Amped up. Because after carefully cleaning the hilt of the cutlass, they’d discovered markings that fit the description of a short sword belonging to none other than the great Captain Bartolome Vargas himself. Which meant Alex’s theory about the Santa Cristina having gone down in the waters around Wayfarer Island might actually prove correct.
Bran should’ve been vibrating with excitement too. But no matter how hard he tried, he couldn’t get more than half his mind to focus on the amazing find. The other half remained stubbornly obsessed with the distance that separated Wayfarer Island and the Dry Tortugas. With the distance between him and the wonderful, wise-cracking, completely off-limits Maddy Powers.
So close.
And getting closer by the minute.
He lifted a set of field glasses to his eyes. Through the magnified lenses, he could just make out the few spotlights on the seawall that separated the moat and Fort Jefferson from the gulf waters surrounding Garden Key. Now that the sun had set, a soft yellow glow flashed from the little lighthouse built atop the edge of the fort’s curtain wall, illuminating the white hull of what appeared to be a deep-sea fishing vessel that was in the process of anchoring itself a few dozen yards from the little beach that ran along one side of the islet.
So damned close. And he hadn’t the first clue what he was going to say to her once they were actually face-to-face.
Long time, no see was too flippant and trite considering the hell they’d been through together and all they’d since shared. Sorry I didn’t respond to your email; the satellite dish went down while technically correct still sounded like a big, fat excuse. So that left…what? The truth? I didn’t wanna come ’cause you scare the shit outta me. You make me want things I shouldn’t want and contemplate things I shouldn’t contemplate.
Like that was going to happen.
And damnit, now those ridiculous butterflies were back. He reached for the bottle of Gatorade in the cup holder near his elbow, determined to drown the fluttery little suckers. Again. But before he could lift the drink to his lips, he got distracted by the fact that Alex was still talking.
“…so when you add all that up, it was pretty much a given I would tag along. But I have no idea why he’s here.” She hooked a thumb toward Mason. When Alex wrinkled her nose, the zinc oxide smeared across the bridge caught the running lights and glistened. She was the only person Bran knew who still used zinc oxide. “I say it’s because he couldn’t stand to be away from me,” she finished impishly.
Mason’s expression called Alex ten kinds of crazy, but he didn’t say a word.
“Oh, goodie!” Alex clapped her hands. “He’s gone back to being nonverbal. Happy, happy, joy, joy!”

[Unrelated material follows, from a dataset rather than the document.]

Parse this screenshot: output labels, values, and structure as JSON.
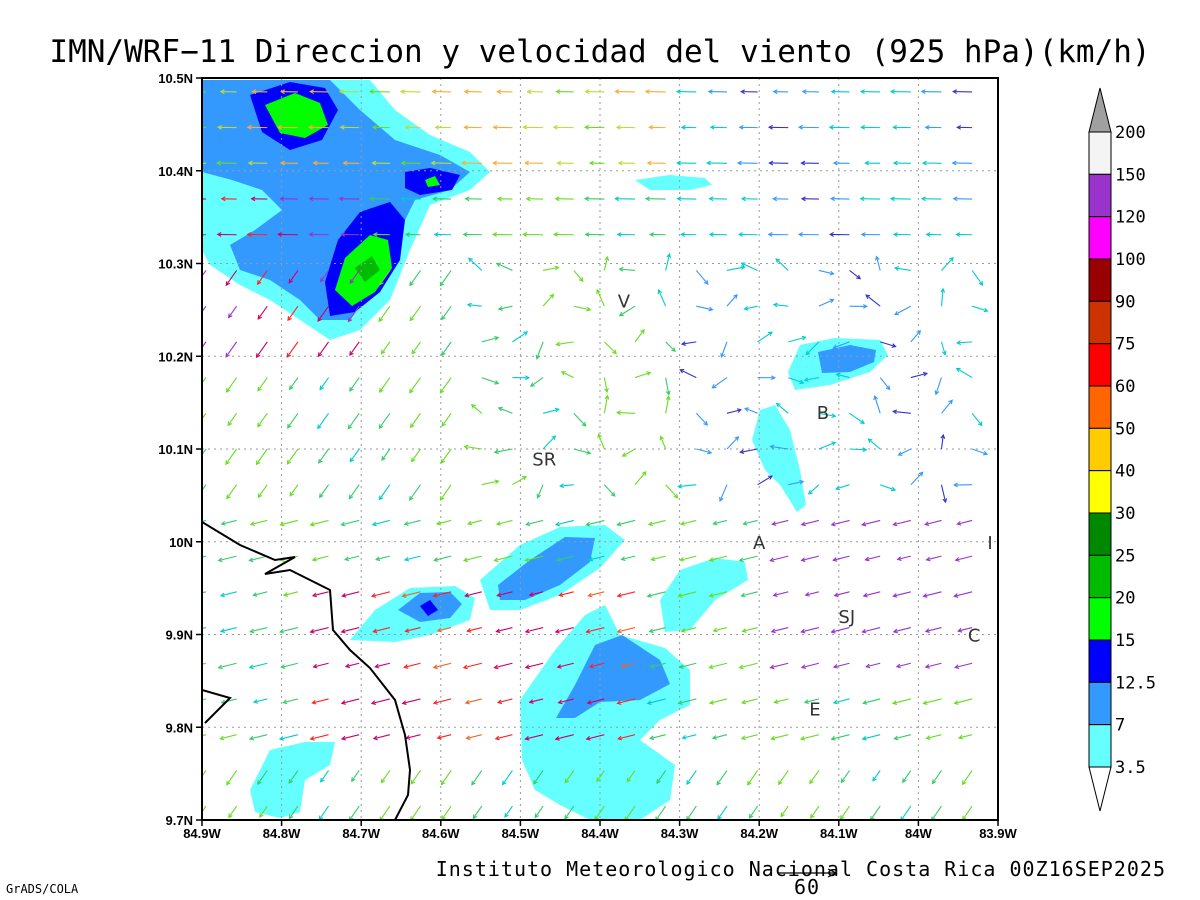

Bran opened his mouth to tell them to stop poking at each other like children. But before he could say anything, a dull pop, pop echoed across the water, barely discernible above the snap of the mainsail as it tugged against the boom basket when a particularly strong gust of briny-smelling wind pulled the fabric tight.
The fine hairs on the back of Bran’s neck stood on end, his adrenaline spiked, and hundreds of missions to the ass-ends of the earth flashed through his brain. If he lived ten thousand lifetimes, he’d recognize that sound for exactly what it was…
Automatic gunfire.
Pop! Pop, pop, pop! Another barrage carried over the waves and slammed into his eardrums like percussion grenades.
“Maddy!” He hadn’t realized he’d roared her name aloud until he saw Alex jump straight into Mason’s lap and turn to stare at him with wide, frightened eyes.
“Huh? What?” she asked, then squawked when Mason hopped from his seat and bobbled her like a hot potato. Once Mason set her on her feet, she smacked him on the arm and glared. “What the heck was that all about?” she demanded. “You could’ve launched me overboard and—”
But that’s all she managed before another unmistakable pop sounded over the water.
“What is that?” she asked, pushing her glasses up the medicated bridge of her nose.
“Gunfire,” Mason gritted.
“Gunfire?” Alex’s face went so white it was hard to see where the zinc oxide stopped and her skin started. “Wh-why? There isn’t hunting on the Dry Tortugas, is there? I mean, what could anyone possibly hunt? There are only seabirds and turtles and…it’s dark.”
“That’s not the sound of a fuckin’ hunting rifle,” Mason grumbled between clenched teeth, lifting his eyes to Bran. The look on Mason’s face was one Bran knew all too well. It said one thing and one thing only: Trouble. The kind of trouble that separated men into two distinct categories: the quick and the dead.
Without conscious thought, Bran turned the key and engaged the catamaran’s dual engines, adding their man-made horsepower to Mother Nature’s wind power. The butterflies in his stomach grew lead wings and fell like rocks.
“Get the M4s!” he yelled, disgusted to hear his voice was nothing more than a reedy bark of sound, barely discernible over the roar of the engines and the hiss of the waves against the twin hulls as the sailboat picked up speed.